Micro Services - Asynchronous design

Asynchronous communication is a key aspect of modern microservices architecture, providing several benefits that enhance the overall system performance and scalability :

De-coupling Across Components - Asynchronous communication decouples components, allowing them to operate independently without waiting for each other. This reduces dependencies and improves system resilience. 

Fire-and-Forget Interaction- In a fire-and-forget interaction, the sender sends a message and does not wait for a response. This is useful for tasks that do not require immediate feedback, reducing the load on the system and improving responsiveness. 

Support Long-Running Jobs - Asynchronous communication supports long-running jobs by allowing tasks to be processed in the background. This prevents blocking resources and ensures that the system remains responsive to other requests. 

 

Microservice Functional Requirements

To build effective microservices, certain functional requirements must be met: 

Loosely Coupled Service  - Microservices should be loosely coupled, meaning changes in one service should not impact others. This enhances maintainability and scalability. 

Backward Compatibility - Independently Changeable - Services should be independently changeable without breaking existing functionality. This ensures that updates can be made without disrupting the system. 

Backward Compatibility - Independently Deployable - Microservices should be independently deployable, allowing for updates and deployments without affecting other services. 

Support and Honor Contracts - Microservices must support and honor contracts, ensuring consistent and reliable communication between services. 
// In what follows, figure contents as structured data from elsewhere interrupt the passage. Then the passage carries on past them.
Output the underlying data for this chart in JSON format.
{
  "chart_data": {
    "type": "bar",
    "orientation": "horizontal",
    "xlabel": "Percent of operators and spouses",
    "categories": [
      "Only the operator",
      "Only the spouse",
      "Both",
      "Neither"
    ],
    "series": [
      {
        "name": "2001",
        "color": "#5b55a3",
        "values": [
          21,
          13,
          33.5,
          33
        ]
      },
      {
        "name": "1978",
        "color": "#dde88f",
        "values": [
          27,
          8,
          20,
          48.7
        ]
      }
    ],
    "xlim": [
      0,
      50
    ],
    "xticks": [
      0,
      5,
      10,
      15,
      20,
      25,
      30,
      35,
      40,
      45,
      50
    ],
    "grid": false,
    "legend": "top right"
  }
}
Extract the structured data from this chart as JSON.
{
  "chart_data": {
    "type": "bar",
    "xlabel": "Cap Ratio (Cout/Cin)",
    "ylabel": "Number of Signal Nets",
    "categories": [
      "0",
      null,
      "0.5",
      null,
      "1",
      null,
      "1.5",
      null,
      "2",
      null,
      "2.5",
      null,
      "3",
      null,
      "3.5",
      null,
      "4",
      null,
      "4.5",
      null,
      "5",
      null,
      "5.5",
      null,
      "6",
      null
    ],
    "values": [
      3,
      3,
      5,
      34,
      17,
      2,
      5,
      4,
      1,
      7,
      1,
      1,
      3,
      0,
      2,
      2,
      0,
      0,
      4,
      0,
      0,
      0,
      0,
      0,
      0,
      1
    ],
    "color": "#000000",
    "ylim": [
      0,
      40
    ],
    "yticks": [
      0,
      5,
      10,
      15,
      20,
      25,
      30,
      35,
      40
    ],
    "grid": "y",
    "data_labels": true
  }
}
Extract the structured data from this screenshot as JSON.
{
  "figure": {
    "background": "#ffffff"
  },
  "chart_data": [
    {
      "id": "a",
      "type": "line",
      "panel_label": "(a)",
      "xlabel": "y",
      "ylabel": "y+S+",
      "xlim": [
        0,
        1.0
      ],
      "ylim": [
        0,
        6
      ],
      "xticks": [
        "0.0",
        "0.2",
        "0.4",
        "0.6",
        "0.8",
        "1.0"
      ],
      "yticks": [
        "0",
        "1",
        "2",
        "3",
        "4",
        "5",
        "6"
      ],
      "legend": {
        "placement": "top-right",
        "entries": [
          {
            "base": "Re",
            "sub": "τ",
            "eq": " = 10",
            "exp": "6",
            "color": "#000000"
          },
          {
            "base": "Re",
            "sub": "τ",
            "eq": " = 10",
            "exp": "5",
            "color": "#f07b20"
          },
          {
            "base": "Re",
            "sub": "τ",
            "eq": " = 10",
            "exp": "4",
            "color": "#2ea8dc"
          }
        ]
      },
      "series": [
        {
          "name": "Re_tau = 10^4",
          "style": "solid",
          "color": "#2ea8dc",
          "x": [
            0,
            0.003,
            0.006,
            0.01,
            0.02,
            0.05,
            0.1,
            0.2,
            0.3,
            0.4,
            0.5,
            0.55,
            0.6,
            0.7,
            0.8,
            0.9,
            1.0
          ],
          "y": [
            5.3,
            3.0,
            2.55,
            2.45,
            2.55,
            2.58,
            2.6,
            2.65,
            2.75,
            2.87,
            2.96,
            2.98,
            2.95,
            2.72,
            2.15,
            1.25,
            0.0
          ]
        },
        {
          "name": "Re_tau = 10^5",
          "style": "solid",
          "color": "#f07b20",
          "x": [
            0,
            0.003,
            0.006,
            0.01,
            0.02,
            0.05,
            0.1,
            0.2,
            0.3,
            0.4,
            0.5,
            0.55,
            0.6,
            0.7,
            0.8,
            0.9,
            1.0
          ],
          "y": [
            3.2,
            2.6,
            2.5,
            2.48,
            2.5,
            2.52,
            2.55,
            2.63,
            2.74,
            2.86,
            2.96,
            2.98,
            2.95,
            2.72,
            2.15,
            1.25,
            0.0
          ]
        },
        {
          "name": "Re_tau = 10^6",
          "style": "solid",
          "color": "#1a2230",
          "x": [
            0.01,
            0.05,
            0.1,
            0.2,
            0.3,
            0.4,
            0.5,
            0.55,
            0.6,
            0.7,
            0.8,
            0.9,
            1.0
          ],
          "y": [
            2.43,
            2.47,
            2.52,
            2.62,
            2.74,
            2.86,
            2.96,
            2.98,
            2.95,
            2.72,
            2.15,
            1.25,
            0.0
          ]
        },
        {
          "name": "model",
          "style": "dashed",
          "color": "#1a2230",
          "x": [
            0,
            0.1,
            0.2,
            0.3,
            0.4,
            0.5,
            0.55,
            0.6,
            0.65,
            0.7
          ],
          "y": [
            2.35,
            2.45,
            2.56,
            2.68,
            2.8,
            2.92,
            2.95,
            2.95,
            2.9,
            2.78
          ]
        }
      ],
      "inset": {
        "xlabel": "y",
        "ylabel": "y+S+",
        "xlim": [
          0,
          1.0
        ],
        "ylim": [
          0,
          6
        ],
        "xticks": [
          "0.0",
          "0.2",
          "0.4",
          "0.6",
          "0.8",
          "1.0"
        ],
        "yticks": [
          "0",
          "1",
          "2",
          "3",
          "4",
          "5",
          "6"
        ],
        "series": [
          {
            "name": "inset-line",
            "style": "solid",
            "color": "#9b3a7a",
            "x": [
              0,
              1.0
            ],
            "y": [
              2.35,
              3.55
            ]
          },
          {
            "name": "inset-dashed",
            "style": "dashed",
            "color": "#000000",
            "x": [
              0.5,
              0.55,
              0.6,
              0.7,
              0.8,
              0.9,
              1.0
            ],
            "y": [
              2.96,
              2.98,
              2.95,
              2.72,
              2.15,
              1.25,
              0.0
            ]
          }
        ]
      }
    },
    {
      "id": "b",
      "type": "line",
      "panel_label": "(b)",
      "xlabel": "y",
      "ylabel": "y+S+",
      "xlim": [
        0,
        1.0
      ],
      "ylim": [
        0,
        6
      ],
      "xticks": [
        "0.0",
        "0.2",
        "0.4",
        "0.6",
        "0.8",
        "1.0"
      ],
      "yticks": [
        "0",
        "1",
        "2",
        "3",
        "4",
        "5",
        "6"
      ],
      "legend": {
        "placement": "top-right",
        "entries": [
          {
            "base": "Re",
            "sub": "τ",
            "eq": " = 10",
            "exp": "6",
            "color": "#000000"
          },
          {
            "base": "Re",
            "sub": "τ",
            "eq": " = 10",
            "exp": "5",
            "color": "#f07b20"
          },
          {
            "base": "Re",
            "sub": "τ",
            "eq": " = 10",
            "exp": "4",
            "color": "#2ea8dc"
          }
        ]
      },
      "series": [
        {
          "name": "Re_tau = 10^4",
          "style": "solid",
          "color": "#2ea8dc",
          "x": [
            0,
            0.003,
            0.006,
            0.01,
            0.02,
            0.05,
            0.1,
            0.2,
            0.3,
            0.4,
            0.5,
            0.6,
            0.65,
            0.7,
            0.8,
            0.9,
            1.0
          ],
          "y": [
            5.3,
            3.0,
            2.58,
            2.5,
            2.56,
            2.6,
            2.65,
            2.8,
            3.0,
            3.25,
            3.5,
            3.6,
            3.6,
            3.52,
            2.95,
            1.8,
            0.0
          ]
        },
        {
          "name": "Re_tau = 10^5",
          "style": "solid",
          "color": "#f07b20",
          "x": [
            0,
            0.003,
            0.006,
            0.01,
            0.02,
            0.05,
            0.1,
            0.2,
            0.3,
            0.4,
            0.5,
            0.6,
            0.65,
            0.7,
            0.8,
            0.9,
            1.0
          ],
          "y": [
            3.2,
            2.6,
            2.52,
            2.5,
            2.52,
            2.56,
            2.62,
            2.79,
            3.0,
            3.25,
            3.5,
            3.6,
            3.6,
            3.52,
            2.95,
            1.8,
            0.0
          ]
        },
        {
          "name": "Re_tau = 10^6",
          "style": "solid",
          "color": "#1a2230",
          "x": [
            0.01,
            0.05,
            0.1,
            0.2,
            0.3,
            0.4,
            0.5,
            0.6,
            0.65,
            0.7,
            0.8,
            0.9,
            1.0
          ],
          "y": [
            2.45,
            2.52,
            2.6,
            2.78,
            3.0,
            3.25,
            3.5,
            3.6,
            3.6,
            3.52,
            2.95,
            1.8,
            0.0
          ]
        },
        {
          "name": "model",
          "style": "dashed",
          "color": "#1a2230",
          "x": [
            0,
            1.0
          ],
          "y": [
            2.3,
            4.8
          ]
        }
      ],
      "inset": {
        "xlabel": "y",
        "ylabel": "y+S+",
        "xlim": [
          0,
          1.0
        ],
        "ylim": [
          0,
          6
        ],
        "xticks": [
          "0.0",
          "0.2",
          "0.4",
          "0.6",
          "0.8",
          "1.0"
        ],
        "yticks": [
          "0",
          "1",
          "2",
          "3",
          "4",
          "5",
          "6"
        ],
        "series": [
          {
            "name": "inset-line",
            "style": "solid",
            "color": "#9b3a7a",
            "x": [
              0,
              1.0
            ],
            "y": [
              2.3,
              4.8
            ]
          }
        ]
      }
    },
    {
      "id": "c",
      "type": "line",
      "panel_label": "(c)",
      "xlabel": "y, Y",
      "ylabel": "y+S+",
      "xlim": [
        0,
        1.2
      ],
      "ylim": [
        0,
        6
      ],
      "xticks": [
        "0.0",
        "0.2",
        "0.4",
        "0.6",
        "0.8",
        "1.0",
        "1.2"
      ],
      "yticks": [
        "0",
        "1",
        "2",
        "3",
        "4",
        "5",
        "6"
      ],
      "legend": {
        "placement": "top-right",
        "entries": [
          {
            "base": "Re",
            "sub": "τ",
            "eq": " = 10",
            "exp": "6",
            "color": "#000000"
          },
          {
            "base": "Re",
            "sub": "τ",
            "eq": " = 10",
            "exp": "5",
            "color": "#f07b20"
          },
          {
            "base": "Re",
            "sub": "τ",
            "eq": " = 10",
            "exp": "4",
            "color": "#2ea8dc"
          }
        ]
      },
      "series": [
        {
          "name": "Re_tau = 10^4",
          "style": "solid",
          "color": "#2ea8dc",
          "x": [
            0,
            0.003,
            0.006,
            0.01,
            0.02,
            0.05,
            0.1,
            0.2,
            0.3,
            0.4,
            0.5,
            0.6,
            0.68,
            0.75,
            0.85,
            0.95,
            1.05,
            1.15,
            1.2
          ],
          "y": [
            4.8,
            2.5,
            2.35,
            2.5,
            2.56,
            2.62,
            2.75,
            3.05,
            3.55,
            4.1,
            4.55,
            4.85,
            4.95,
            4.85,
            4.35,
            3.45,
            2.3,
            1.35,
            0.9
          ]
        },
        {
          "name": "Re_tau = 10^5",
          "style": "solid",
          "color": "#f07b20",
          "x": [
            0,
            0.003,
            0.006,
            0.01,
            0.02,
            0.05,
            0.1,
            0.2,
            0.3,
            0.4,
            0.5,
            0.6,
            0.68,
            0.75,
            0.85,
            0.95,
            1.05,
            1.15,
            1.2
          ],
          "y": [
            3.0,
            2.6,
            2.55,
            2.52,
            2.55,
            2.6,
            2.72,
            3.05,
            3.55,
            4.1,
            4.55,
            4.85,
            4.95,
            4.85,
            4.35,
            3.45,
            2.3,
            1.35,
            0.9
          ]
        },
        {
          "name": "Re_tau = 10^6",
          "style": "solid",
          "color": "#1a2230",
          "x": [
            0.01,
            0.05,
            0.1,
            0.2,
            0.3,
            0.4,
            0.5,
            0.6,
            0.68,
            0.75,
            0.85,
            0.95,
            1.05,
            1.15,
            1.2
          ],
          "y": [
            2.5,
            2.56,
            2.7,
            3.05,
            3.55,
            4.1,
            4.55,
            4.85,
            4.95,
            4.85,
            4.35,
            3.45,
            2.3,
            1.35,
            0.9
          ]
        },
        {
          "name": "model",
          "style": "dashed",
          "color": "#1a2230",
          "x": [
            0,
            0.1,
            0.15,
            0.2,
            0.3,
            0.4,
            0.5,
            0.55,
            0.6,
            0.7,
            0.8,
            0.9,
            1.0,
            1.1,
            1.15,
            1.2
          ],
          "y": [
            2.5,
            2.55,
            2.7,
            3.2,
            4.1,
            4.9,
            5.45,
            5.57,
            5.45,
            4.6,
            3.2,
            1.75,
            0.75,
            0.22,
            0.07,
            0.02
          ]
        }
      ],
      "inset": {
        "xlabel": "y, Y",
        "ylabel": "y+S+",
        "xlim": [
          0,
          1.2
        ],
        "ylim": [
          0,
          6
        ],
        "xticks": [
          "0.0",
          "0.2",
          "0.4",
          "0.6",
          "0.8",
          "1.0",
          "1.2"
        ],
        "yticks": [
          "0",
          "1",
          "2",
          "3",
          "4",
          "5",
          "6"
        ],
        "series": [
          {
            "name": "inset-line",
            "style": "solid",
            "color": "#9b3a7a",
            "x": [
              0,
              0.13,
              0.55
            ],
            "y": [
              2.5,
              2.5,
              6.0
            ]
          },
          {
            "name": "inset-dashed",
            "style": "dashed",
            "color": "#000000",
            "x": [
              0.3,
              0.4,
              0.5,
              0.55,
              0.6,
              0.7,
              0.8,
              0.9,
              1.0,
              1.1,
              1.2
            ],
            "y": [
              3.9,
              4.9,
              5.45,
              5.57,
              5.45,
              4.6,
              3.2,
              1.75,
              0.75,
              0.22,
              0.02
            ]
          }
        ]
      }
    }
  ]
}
Technology Agnostic API - APIs should be technology agnostic, allowing different technologies to interact seamlessly. 

Stateless - Microservices should be stateless, meaning they do not retain client state between requests. This simplifies scaling and improves reliability. 

Lightweight Communication - Communication between microservices should be lightweight to reduce overhead and improve performance. 

Cache-able Communication - Communication should be cache-able to improve efficiency and reduce redundant processing. 

Usability – API Consistency, Predictable, Readable - APIs should be consistent, predictable, and readable to enhance usability and developer experience. 

Usability – Query-able Data - APIs should allow for query-able data to enable flexible and efficient data retrieval. 

Pragmatic REST API - Pragmatic REST API refers to a more practical approach to REST, focusing on simplicity and usability rather than strictly adhering to CRUD operations. 

Example :

Use Verbs Instead of Nouns: Use verbs in the API to denote actions, e.g., /startProcess instead of /process.

Append Query Parameters: Use query parameters to pass constraints, e.g., /search?query=example.

HATEOAS: Implement Hypermedia as the Engine of Application State (HATEOAS) by including URLs in responses to guide the client on the next steps, e.g., the server responds with the next URL needed for the client to make a call.

By following these principles, microservices can achieve better performance, scalability, and maintainability, while providing a more practical and user-friendly API.

 

Facade Pattern

The Facade pattern is popular for keeping implementation separate from the contract. It provides flexibility in the implementation without impacting the integration. This pattern simplifies the interface for the client and hides the complexities of the underlying system. 

Proxy Pattern

The Proxy pattern is popular when connecting with other services. The proxy object helps in various scenarios such as caching and making the internal model extendable. It can also assist with authentication and authorization. Additionally, the proxy pattern is beneficial for unit testing, as mocking proxy data is straightforward.